The Live Poets’ Society is a group of poets who are either researchers or staff members at The Huntington Library, Art Collections, and Botanical Gardens in San Marino, California. (First two photographs were taken from The Huntington website). It was 1991 when I first applied for a readership at the library in order to explore their treasury of Early American literature, which is extensive. The rare book collections offered a banquet of Puritan diaries, journals, conversion narratives, and sermons. My dissertation about the American Puritans would take me a couple of years to write, and after that was finished there was plenty of other research to be done in that and other areas of literature. For a person who likes reading, studying, and writing, The Huntington Library is a version of Paradise.Sometime in 1991, I discovered some poets and was invited to join their group. They had been meeting for a few years, and their habit was to get together once a month for lunch and a poetry reading. Each person read a poem out loud, and the others commented upon it. I had been in a number of writing classes in college, where every comma was questioned, every word evaluated. Not so with the Live Poets. We were enthusiastic about the poems, though they differed widely in terms of style and approach. We had rhymers and free-versers, didactic sensibilities, and freethinkers. We came out with our first chapbook in 2000, California Lyrics. In that one, we were celebrating the California Sesquicentennial, so all of the poems were about some aspect of the Golden State. Midge Sherwood, one of the original members of the group and an historian of California, wrote this tribute:
California: A Sesquicentennial Salute
Here’s to California!
She has stood the test of time;
Her legacy is gold abundance
In wealth and healthy clime;
Her path brought freedom West,
Her frontier leaps in Space,
All hail to California —
Port of the human race!
The second chapbook, Huntington Lyrics, was published in 2002. At the Huntington nearly every day, we had plenty of material to use. Each morning as I drove through the gates, my mood would distinctly improve, so I contributed a poem about that experience:
It separates sadness
hidden in the mountains
from essential beauty and form,
places of perplexity
from patterned harmony,
and so the dilemma from its remedy.
Threshold of determined blooming,
gateway to the perpetuation of enlivened
air; this world is categorized
for sun, for green, and for perception.
Find hope, all who enter here.
Dimness is abandoned,
and born, the realization of light.
The third chapbook, Garden Lyrics, gave us the chance to write some poems for our “Centennial Salute to William Hertrich,” the man who designed the Botanical Gardens.
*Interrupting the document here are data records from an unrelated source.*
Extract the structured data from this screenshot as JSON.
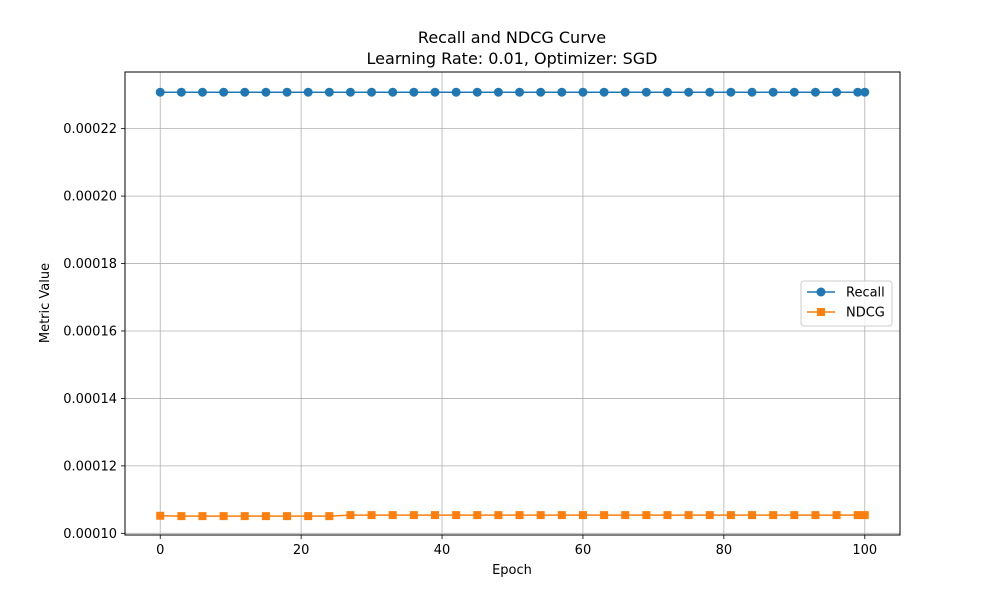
{
  "chart_data": {
    "type": "line",
    "title": "Recall and NDCG Curve",
    "subtitle": "Learning Rate: 0.01, Optimizer: SGD",
    "xlabel": "Epoch",
    "ylabel": "Metric Value",
    "xlim": [
      -5,
      105
    ],
    "ylim": [
      9.95e-05,
      0.0002368
    ],
    "xticks": [
      0,
      20,
      40,
      60,
      80,
      100
    ],
    "xtick_labels": [
      "0",
      "20",
      "40",
      "60",
      "80",
      "100"
    ],
    "yticks": [
      0.0001,
      0.00012,
      0.00014,
      0.00016,
      0.00018,
      0.0002,
      0.00022
    ],
    "ytick_labels": [
      "0.00010",
      "0.00012",
      "0.00014",
      "0.00016",
      "0.00018",
      "0.00020",
      "0.00022"
    ],
    "grid": true,
    "legend_position": "center-right",
    "x": [
      0,
      3,
      6,
      9,
      12,
      15,
      18,
      21,
      24,
      27,
      30,
      33,
      36,
      39,
      42,
      45,
      48,
      51,
      54,
      57,
      60,
      63,
      66,
      69,
      72,
      75,
      78,
      81,
      84,
      87,
      90,
      93,
      96,
      99,
      100
    ],
    "series": [
      {
        "name": "Recall",
        "color": "#1f77b4",
        "marker": "circle",
        "values": [
          0.0002308,
          0.0002308,
          0.0002308,
          0.0002308,
          0.0002308,
          0.0002308,
          0.0002308,
          0.0002308,
          0.0002308,
          0.0002308,
          0.0002308,
          0.0002308,
          0.0002308,
          0.0002308,
          0.0002308,
          0.0002308,
          0.0002308,
          0.0002308,
          0.0002308,
          0.0002308,
          0.0002308,
          0.0002308,
          0.0002308,
          0.0002308,
          0.0002308,
          0.0002308,
          0.0002308,
          0.0002308,
          0.0002308,
          0.0002308,
          0.0002308,
          0.0002308,
          0.0002308,
          0.0002308,
          0.0002308
        ]
      },
      {
        "name": "NDCG",
        "color": "#ff7f0e",
        "marker": "square",
        "values": [
          0.0001052,
          0.0001051,
          0.0001051,
          0.0001051,
          0.0001051,
          0.0001051,
          0.0001051,
          0.0001051,
          0.0001051,
          0.0001054,
          0.0001054,
          0.0001054,
          0.0001054,
          0.0001054,
          0.0001054,
          0.0001054,
          0.0001054,
          0.0001054,
          0.0001054,
          0.0001054,
          0.0001054,
          0.0001054,
          0.0001054,
          0.0001054,
          0.0001054,
          0.0001054,
          0.0001054,
          0.0001054,
          0.0001054,
          0.0001054,
          0.0001054,
          0.0001054,
          0.0001054,
          0.0001054,
          0.0001054
        ]
      }
    ]
  }
}
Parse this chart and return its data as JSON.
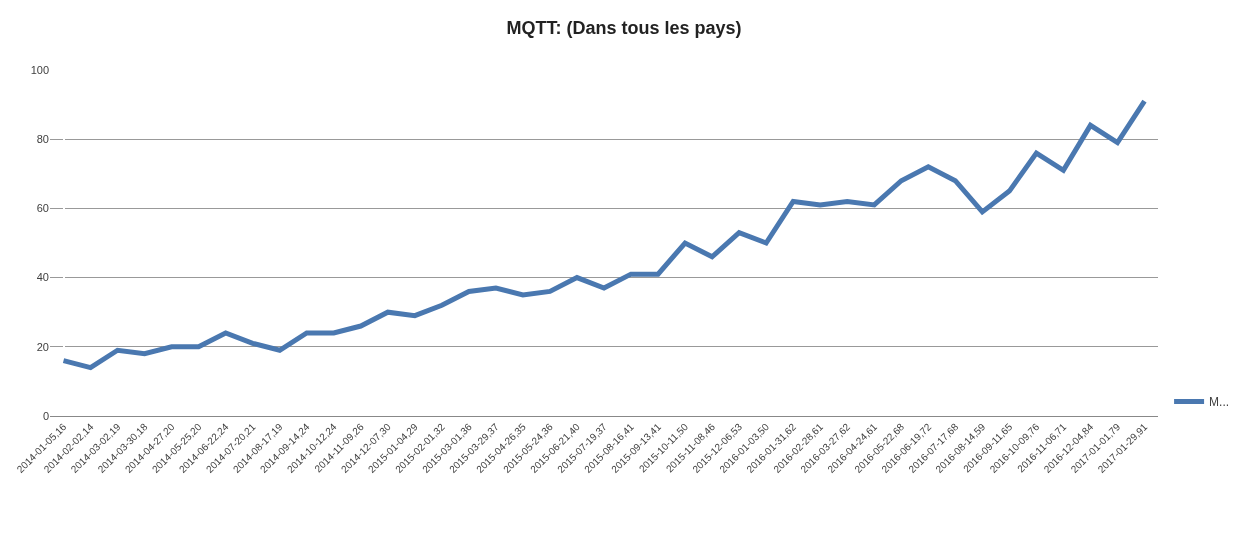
{
  "chart_data": {
    "type": "line",
    "title": "MQTT: (Dans tous les pays)",
    "categories": [
      "2014-01-05,16",
      "2014-02-02,14",
      "2014-03-02,19",
      "2014-03-30,18",
      "2014-04-27,20",
      "2014-05-25,20",
      "2014-06-22,24",
      "2014-07-20,21",
      "2014-08-17,19",
      "2014-09-14,24",
      "2014-10-12,24",
      "2014-11-09,26",
      "2014-12-07,30",
      "2015-01-04,29",
      "2015-02-01,32",
      "2015-03-01,36",
      "2015-03-29,37",
      "2015-04-26,35",
      "2015-05-24,36",
      "2015-06-21,40",
      "2015-07-19,37",
      "2015-08-16,41",
      "2015-09-13,41",
      "2015-10-11,50",
      "2015-11-08,46",
      "2015-12-06,53",
      "2016-01-03,50",
      "2016-01-31,62",
      "2016-02-28,61",
      "2016-03-27,62",
      "2016-04-24,61",
      "2016-05-22,68",
      "2016-06-19,72",
      "2016-07-17,68",
      "2016-08-14,59",
      "2016-09-11,65",
      "2016-10-09,76",
      "2016-11-06,71",
      "2016-12-04,84",
      "2017-01-01,79",
      "2017-01-29,91"
    ],
    "series": [
      {
        "name": "M...",
        "color": "#4a78b0",
        "values": [
          16,
          14,
          19,
          18,
          20,
          20,
          24,
          21,
          19,
          24,
          24,
          26,
          30,
          29,
          32,
          36,
          37,
          35,
          36,
          40,
          37,
          41,
          41,
          50,
          46,
          53,
          50,
          62,
          61,
          62,
          61,
          68,
          72,
          68,
          59,
          65,
          76,
          71,
          84,
          79,
          91
        ]
      }
    ],
    "ylim": [
      0,
      100
    ],
    "yticks": [
      0,
      20,
      40,
      60,
      80,
      100
    ],
    "grid": "y",
    "legend": "right",
    "marker": "none",
    "line_style": "solid"
  }
}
Christopher Adde, a staff member at the library, wrote one of his typically pleasant and celebratory poems:
In the Garden
The people come as one assumes
To view the plants and vivid blooms
But there are those who much like me
Take joy in butterfly and bee
And birds that tend their latest brood
While Mantid poise in search of food
What wondrous sights this garden brings
Wildlife that scurries, chirps and sings
Lizards lazing in the sun
Turtles playing having fun
Squirrels dashing all day long
Amid the cheerful human throng.
The poets are still meeting; members come and go. I heard rumors of a new chapbook, but I have not confirmed them. Some of the group’s luminaries have departed this earth for the final Paradise. I think of them tonight and hear their voices, the individual cadences of each one reading a sublime and essential poem.